Niemiecki teolog Manfred Hauke słusznie zauważył, że duchowym źródłem nowoczesnego feminizmu jest marksizm, że feminizm to radykalna wersja marksizmu. Wszystko to dokonało się w latach 60. XX wieku, kiedy to hasła feministyczne zdominowały na Zachodzie ruch studencki. Symbolem tego związku neomarksizmu i feminizmu stał się wówczas Herbert Marcuse. O ile jeszcze w myśli Freuda cywilizacja odgrywała rolę pozytywną, bo sublimowała, uszlachetniała nieświadomy popęd w człowieku, to dla Marcuse’a pełne wyzwolenie erotyczne musiało pociągać za sobą zniszczenie kultury i cywilizacji.

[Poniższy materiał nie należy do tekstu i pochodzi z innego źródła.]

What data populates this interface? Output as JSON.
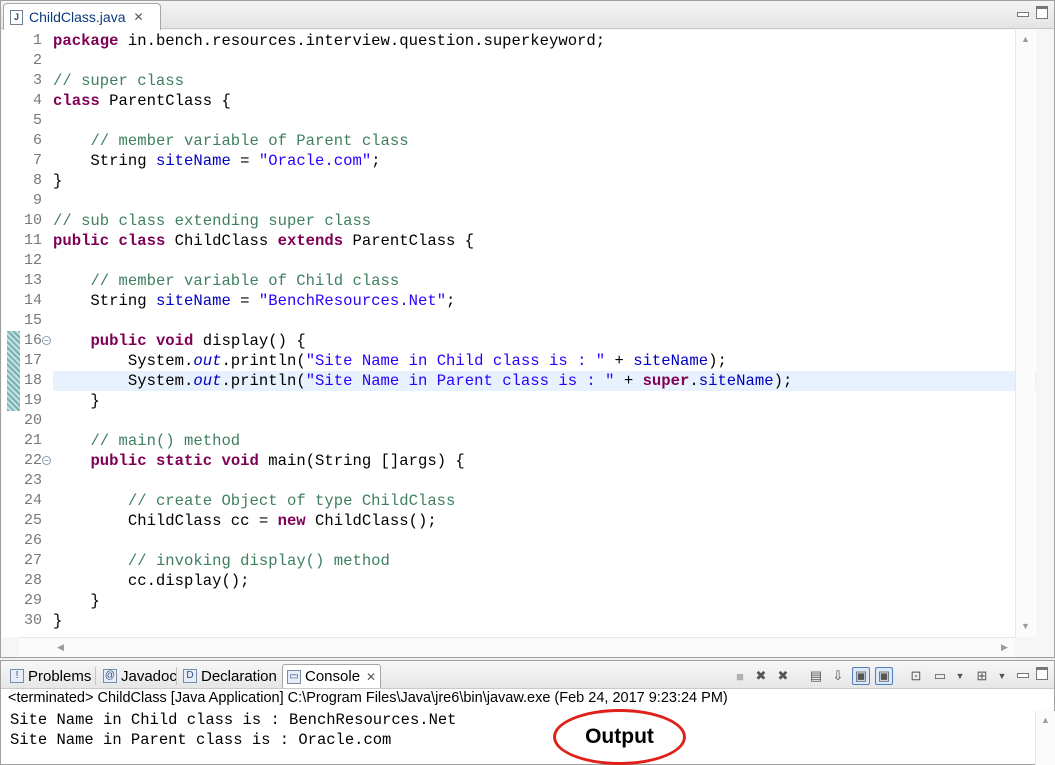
{
  "editor": {
    "tab_label": "ChildClass.java",
    "file_icon_glyph": "J",
    "close_glyph": "✕",
    "active_line": 18,
    "changed_lines": [
      16,
      19
    ],
    "folded_lines": [
      16,
      22
    ],
    "lines": [
      [
        [
          "kw",
          "package"
        ],
        [
          "t",
          " in.bench.resources.interview.question.superkeyword;"
        ]
      ],
      [],
      [
        [
          "cm",
          "// super class"
        ]
      ],
      [
        [
          "kw",
          "class"
        ],
        [
          "t",
          " ParentClass {"
        ]
      ],
      [],
      [
        [
          "t",
          "    "
        ],
        [
          "cm",
          "// member variable of Parent class"
        ]
      ],
      [
        [
          "t",
          "    String "
        ],
        [
          "fld",
          "siteName"
        ],
        [
          "t",
          " = "
        ],
        [
          "str",
          "\"Oracle.com\""
        ],
        [
          "t",
          ";"
        ]
      ],
      [
        [
          "t",
          "}"
        ]
      ],
      [],
      [
        [
          "cm",
          "// sub class extending super class"
        ]
      ],
      [
        [
          "kw",
          "public"
        ],
        [
          "t",
          " "
        ],
        [
          "kw",
          "class"
        ],
        [
          "t",
          " ChildClass "
        ],
        [
          "kw",
          "extends"
        ],
        [
          "t",
          " ParentClass {"
        ]
      ],
      [],
      [
        [
          "t",
          "    "
        ],
        [
          "cm",
          "// member variable of Child class"
        ]
      ],
      [
        [
          "t",
          "    String "
        ],
        [
          "fld",
          "siteName"
        ],
        [
          "t",
          " = "
        ],
        [
          "str",
          "\"BenchResources.Net\""
        ],
        [
          "t",
          ";"
        ]
      ],
      [],
      [
        [
          "t",
          "    "
        ],
        [
          "kw",
          "public"
        ],
        [
          "t",
          " "
        ],
        [
          "kw",
          "void"
        ],
        [
          "t",
          " display() {"
        ]
      ],
      [
        [
          "t",
          "        System."
        ],
        [
          "st",
          "out"
        ],
        [
          "t",
          ".println("
        ],
        [
          "str",
          "\"Site Name in Child class is : \""
        ],
        [
          "t",
          " + "
        ],
        [
          "fld",
          "siteName"
        ],
        [
          "t",
          ");"
        ]
      ],
      [
        [
          "t",
          "        System."
        ],
        [
          "st",
          "out"
        ],
        [
          "t",
          ".println("
        ],
        [
          "str",
          "\"Site Name in Parent class is : \""
        ],
        [
          "t",
          " + "
        ],
        [
          "kw",
          "super"
        ],
        [
          "t",
          "."
        ],
        [
          "fld",
          "siteName"
        ],
        [
          "t",
          ");"
        ]
      ],
      [
        [
          "t",
          "    }"
        ]
      ],
      [],
      [
        [
          "t",
          "    "
        ],
        [
          "cm",
          "// main() method"
        ]
      ],
      [
        [
          "t",
          "    "
        ],
        [
          "kw",
          "public"
        ],
        [
          "t",
          " "
        ],
        [
          "kw",
          "static"
        ],
        [
          "t",
          " "
        ],
        [
          "kw",
          "void"
        ],
        [
          "t",
          " main(String []args) {"
        ]
      ],
      [],
      [
        [
          "t",
          "        "
        ],
        [
          "cm",
          "// create Object of type ChildClass"
        ]
      ],
      [
        [
          "t",
          "        ChildClass cc = "
        ],
        [
          "kw",
          "new"
        ],
        [
          "t",
          " ChildClass();"
        ]
      ],
      [],
      [
        [
          "t",
          "        "
        ],
        [
          "cm",
          "// invoking display() method"
        ]
      ],
      [
        [
          "t",
          "        cc.display();"
        ]
      ],
      [
        [
          "t",
          "    }"
        ]
      ],
      [
        [
          "t",
          "}"
        ]
      ]
    ]
  },
  "console": {
    "tabs": [
      {
        "label": "Problems",
        "icon": "problems-icon",
        "glyph": "!"
      },
      {
        "label": "Javadoc",
        "icon": "javadoc-icon",
        "glyph": "@"
      },
      {
        "label": "Declaration",
        "icon": "declaration-icon",
        "glyph": "D"
      },
      {
        "label": "Console",
        "icon": "console-icon",
        "glyph": "▭"
      }
    ],
    "close_glyph": "✕",
    "status": "<terminated> ChildClass [Java Application] C:\\Program Files\\Java\\jre6\\bin\\javaw.exe (Feb 24, 2017 9:23:24 PM)",
    "output_lines": [
      "Site Name in Child class is : BenchResources.Net",
      "Site Name in Parent class is : Oracle.com"
    ],
    "toolbar_icons": [
      "terminate-icon",
      "remove-launch-icon",
      "remove-all-terminated-icon",
      "clear-console-icon",
      "scroll-lock-icon",
      "show-on-stdout-icon",
      "show-on-stderr-icon",
      "pin-console-icon",
      "display-selected-console-icon",
      "open-console-icon",
      "view-menu-icon",
      "minimize-icon",
      "maximize-icon"
    ]
  },
  "annotation": {
    "label": "Output",
    "color": "#e0201a"
  },
  "colors": {
    "keyword": "#7f0055",
    "comment": "#3f7f5f",
    "string": "#2a00ff",
    "field": "#0000c0",
    "current_line": "#e8f2fe"
  }
}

I Marcuse, i Marks marzyli o społeczeństwie bez dominacji, bez podległości, bez dystynkcji. Tę myśl przyswoiły sobie w latach 60. feministki. Znowu odwołam się do Haukego, który przywołuje w tym kontekście słynną holenderską feministkę Catherinę Halkes, która twierdziła, że wszelkie formy ucisku, dominacji jednych nad drugimi są „formami wyrazu tego najgłębszego dualizmu wyniesienia rodzaju męskiego nad żeński”.
Dzieje świata w ich oczach to już nie walka klasy robotniczej z burżuazją, ale rodzaju żeńskiego z męskim. Prawdziwe szczęście ma polegać na dojściu do społeczeństwa doskonale równego, w którym podział na płeć nie odgrywa żadnej roli.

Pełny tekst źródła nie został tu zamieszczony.